I suspect my problem is not with threading. I wrote a simple Java example that has essentially the same interaction with Python, in which Python calls a method that starts a process, and then calls another method that blocks and waits for the process to complete. The process in this case is Thread.sleep(). Here's the Java example, the Java test case, and the Python test case. All of them work correctly.

So I am not sure where to look next to resolve this problem. Another thing that happens in the real Java code is that it logs in to an Apache Active MQ server and receives a few hundred messages, one of which is the one we are waiting for on the Python side.

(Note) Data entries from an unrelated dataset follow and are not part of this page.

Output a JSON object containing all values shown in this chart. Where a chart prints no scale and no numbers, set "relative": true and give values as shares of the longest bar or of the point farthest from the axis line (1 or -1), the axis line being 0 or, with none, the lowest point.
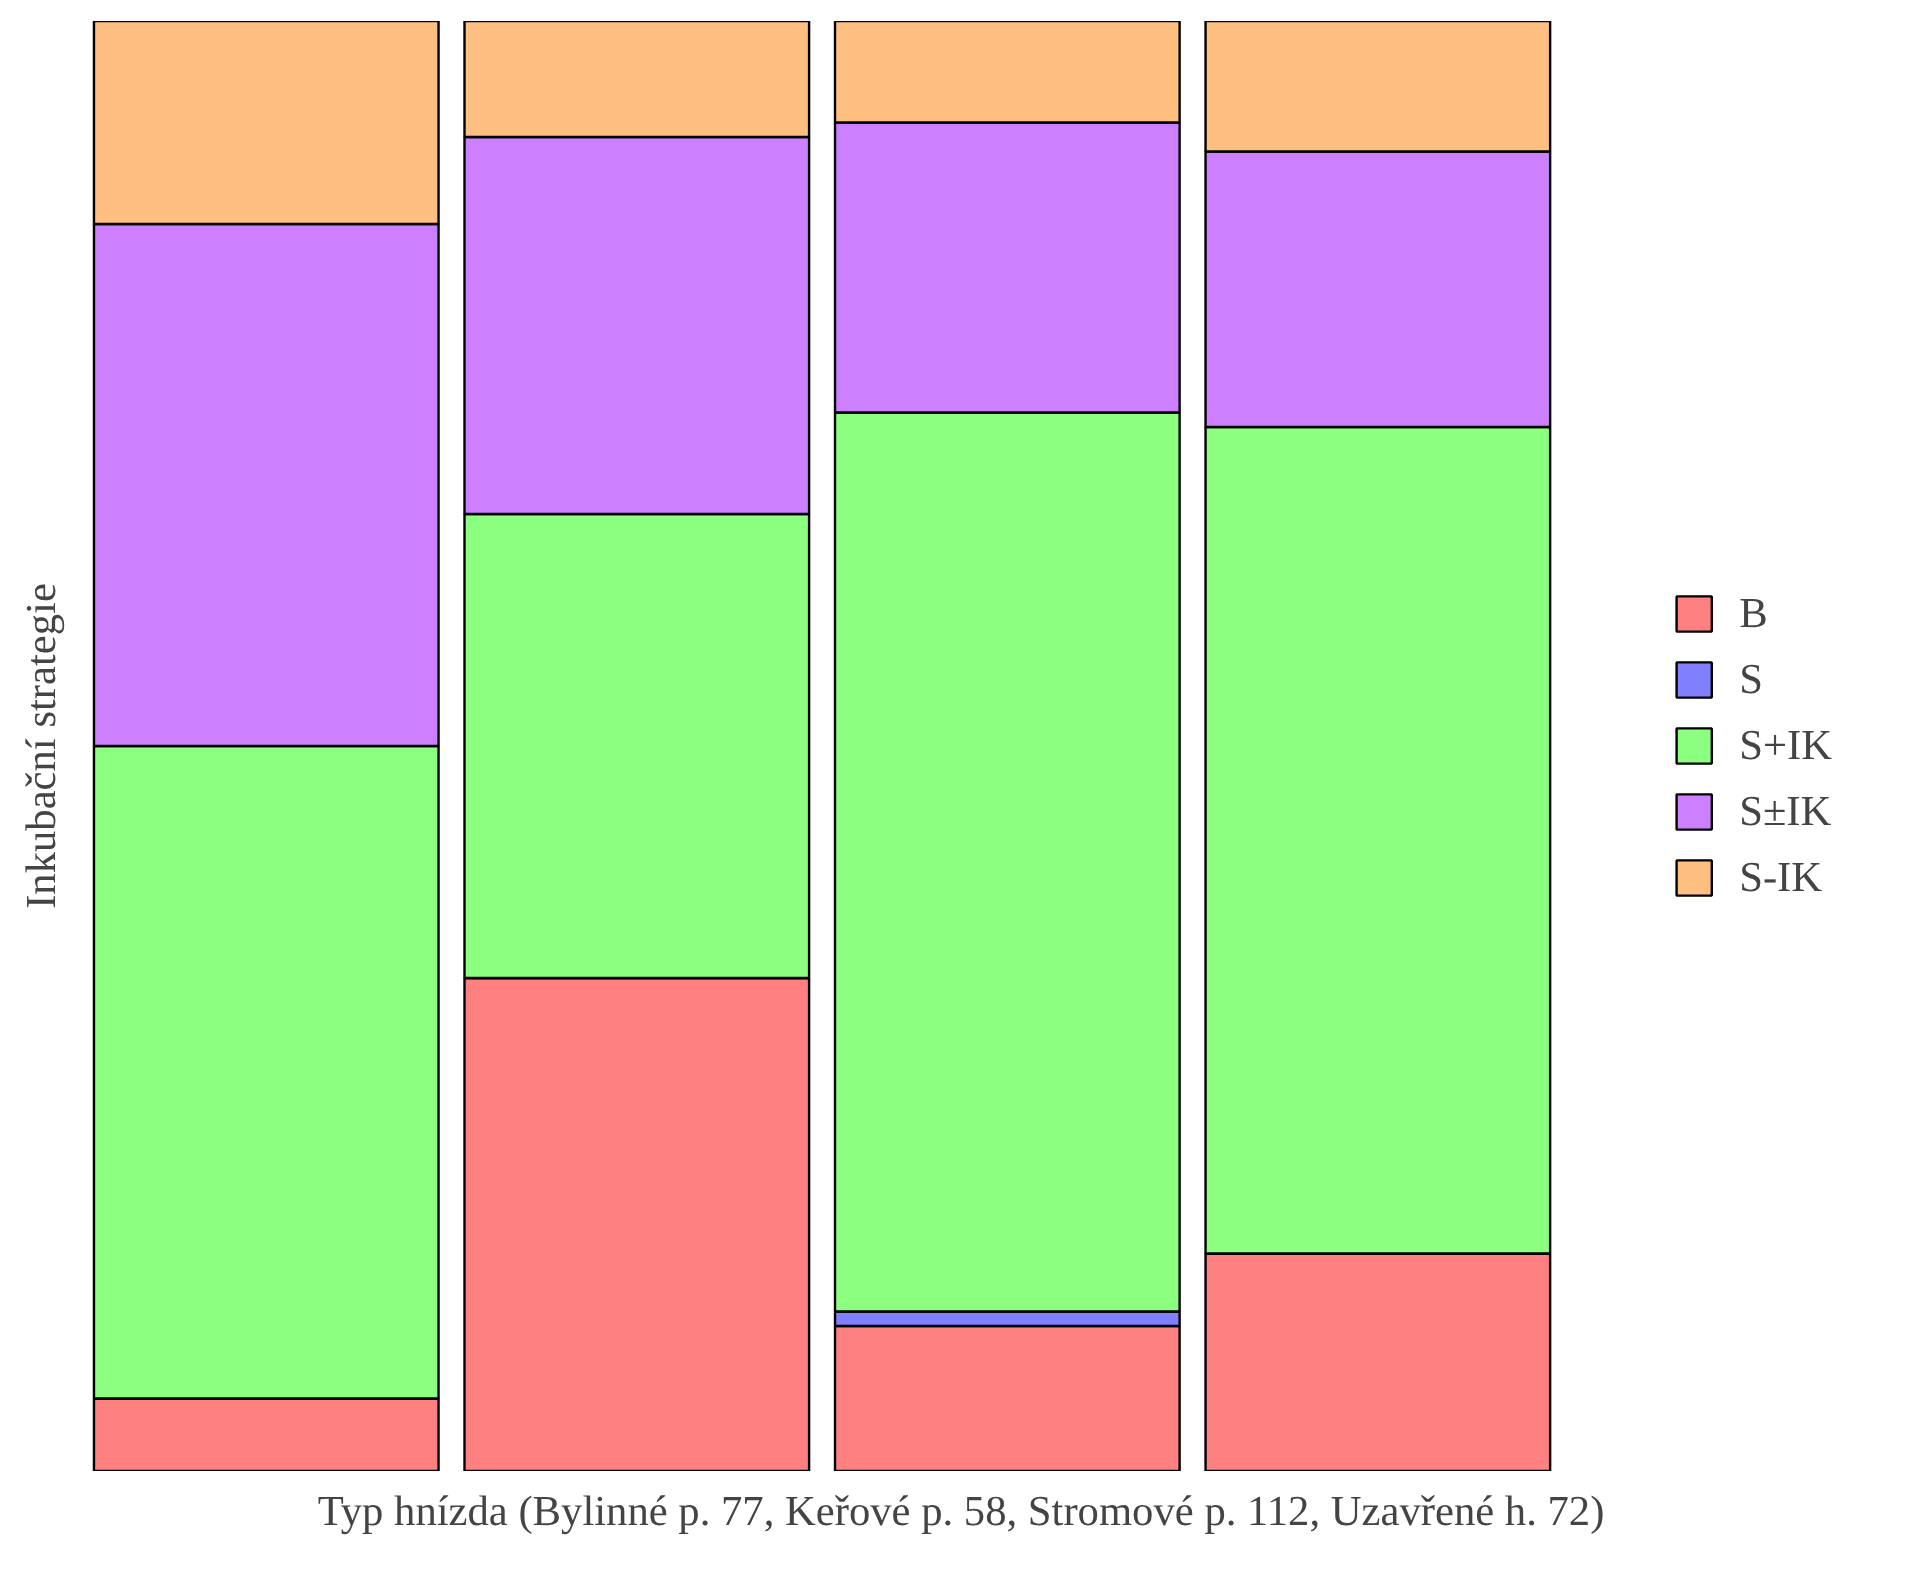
{
  "chart_data": {
    "type": "bar",
    "stacked": true,
    "relative": true,
    "xlabel": "Typ hnízda (Bylinné p. 77, Keřové p. 58, Stromové p. 112, Uzavřené h. 72)",
    "ylabel": "Inkubační strategie",
    "categories": [
      null,
      null,
      null,
      null
    ],
    "legend": "right",
    "grid": false,
    "series": [
      {
        "name": "B",
        "color": "#ff8080",
        "values": [
          0.05,
          0.34,
          0.1,
          0.15
        ]
      },
      {
        "name": "S",
        "color": "#8080ff",
        "values": [
          0,
          0,
          0.01,
          0
        ]
      },
      {
        "name": "S+IK",
        "color": "#8cff80",
        "values": [
          0.45,
          0.32,
          0.62,
          0.57
        ]
      },
      {
        "name": "S±IK",
        "color": "#cc80ff",
        "values": [
          0.36,
          0.26,
          0.2,
          0.19
        ]
      },
      {
        "name": "S-IK",
        "color": "#ffbf80",
        "values": [
          0.14,
          0.08,
          0.07,
          0.09
        ]
      }
    ]
  }
}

A little more info that might shed some light; it makes me suspect there's something weird going on in the thread used by the Java gateway. Here's a bit of Java code:

public class ContextManagerService {
  private boolean started;

  // called from message queue thread pool
  public void handleMessage (SimStart ss)
  {
    log.info("SimStart");
    started = true;
    log.info("After SimStart started = {}", started);
  }

  // called from Python
  public boolean checkForStart ()
  {
    log.info("checkForStart {}", started);
    return started;
  }
}

In the log I see

17910 INFO  core.BrokerMessageReceiver: received message:
<sim-start>
  <start>
    <iMillis>1626878073456</iMillis>
  </start>
</sim-start>
17911 INFO  core.PowerTacBroker: SimStart - start time is 2021-07-21T14:34:33.456Z
17911 INFO  samplebroker.ContextManagerService: SimStart
17911 INFO  samplebroker.ContextManagerService: After SimStart started = true
17991 INFO  samplebroker.ContextManagerService: checkForStart false
18091 INFO  samplebroker.ContextManagerService: checkForStart false
18192 INFO  samplebroker.ContextManagerService: checkForStart false

The entries at 17910-17911 are from the message queue thread. The entries starting at 17991 are the gateway thread, which is getting called every 100 msec. I'm attempting to use busy-waiting rather than wait/notify to communicate this info to the Python side, but a private class variable is not seen by the gateway thread. A unit test written in Java works as expected.

The started variable is a boolean, it is not thread-local, so updates are atomic and synchronization should not be needed. I tried it with synchronization, also works in Java and not with the Python gateway.

Problem solved -- I had forgotten that Spring services are not necessarily singletons. and Python was looking at a different instance than the one Spring created.